Sebaliknya, berhasil atau tidaknya perkembangan sektor pertanian dan industri sangat tergantung dari peran (intervensi) pemerintah secara langsung. Ini bukan hanya terjadi di negara berkembang, tetapi juga berlangsung di negara maju sampai saat ini. Oleh karena itu, muramnya pertumbuhan sektor pertanian dan industri di Jatim menunjukkan ketidakcakapan pemerintah (provinsi/ kabupaten/kota) dalam mendorong pembangunan kedua sektor tersebut. Sulit diterima oleh akal sehat, Jatim yang merupakan lumbung sektor pertanian karena beberapa komoditas strategis pangan berasal dari Jatim, seperti beras, gula, jagung, dan kedelai, tapi kinerja sektor pertaniannya sedemikian terpuruk (bahkan pertumbuhannya lebih rendah dari nasional yang sebesar 2,9% pada 2010). Lebih absurd lagi, inflasi bahan makanan di Jatim pada 2010 sebesar 16,39%, lebih dari dua kali lipat inflasi Jatim. Inilah ironinya: menjadi produsen (surplus) pangan, tapi inflasi tertinggi disumbang dari sektor pangan!

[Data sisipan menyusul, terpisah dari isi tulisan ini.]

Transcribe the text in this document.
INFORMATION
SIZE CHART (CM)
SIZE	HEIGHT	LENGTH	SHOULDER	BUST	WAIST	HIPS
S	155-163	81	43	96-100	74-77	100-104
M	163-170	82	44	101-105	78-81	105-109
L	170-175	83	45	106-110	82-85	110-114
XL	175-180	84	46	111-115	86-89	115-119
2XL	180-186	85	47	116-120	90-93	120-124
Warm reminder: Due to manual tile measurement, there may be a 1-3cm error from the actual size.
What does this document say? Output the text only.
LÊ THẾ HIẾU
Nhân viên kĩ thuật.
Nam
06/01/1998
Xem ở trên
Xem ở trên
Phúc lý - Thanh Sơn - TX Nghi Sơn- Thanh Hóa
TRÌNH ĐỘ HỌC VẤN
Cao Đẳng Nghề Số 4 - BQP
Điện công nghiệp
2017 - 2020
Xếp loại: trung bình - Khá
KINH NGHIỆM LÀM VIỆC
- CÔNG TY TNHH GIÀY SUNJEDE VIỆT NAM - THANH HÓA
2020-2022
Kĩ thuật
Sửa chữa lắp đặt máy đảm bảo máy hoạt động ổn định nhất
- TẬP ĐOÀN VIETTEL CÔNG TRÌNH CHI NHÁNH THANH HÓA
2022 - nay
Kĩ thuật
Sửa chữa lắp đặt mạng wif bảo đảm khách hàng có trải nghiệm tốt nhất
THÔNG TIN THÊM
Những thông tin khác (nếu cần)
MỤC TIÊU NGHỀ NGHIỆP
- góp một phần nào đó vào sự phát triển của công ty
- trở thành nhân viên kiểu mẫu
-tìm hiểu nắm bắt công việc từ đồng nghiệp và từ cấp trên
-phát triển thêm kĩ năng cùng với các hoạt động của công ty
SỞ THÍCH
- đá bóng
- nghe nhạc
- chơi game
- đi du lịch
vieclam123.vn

Berikutnya, kinerja pertumbuhan sektor industri yang rendah (lebih rendah dari pertumbuhan sektor industri dan pengolahan nasional: 4,5% pada 2010) menyebabkan kontribusi sektor industri dan pengolahan terhadap PDRB di Jatim tinggal 27,49% (2010), padahal pada 2009 kontribusinya masih 28,64%. Dengan turunnya kontribusi sektor industri, secara otomatis juga menunjukkan kian terbatasnya nilai tambah dari kegaiatan ekonomi di Jatim, sebab sektor industri merupakan salah satu sektor ekonomi yang banyak menyumbahkan nilai tambah perekonomian (di samping penyerapan tenaga kerja). Secara geografis, sektor industri ini juga mengalami masalah karena terkonsentrasi di pusat-pusat ekonomi Jatim, seperti Surabaya, Lamongan, Gresik, Sidoarjo, Mojokerto, dan Pasuruan, sehingga bukan merupakan kebetulan jika di sebagian wilayah itu pendapatan per kapitanya relatif tinggi.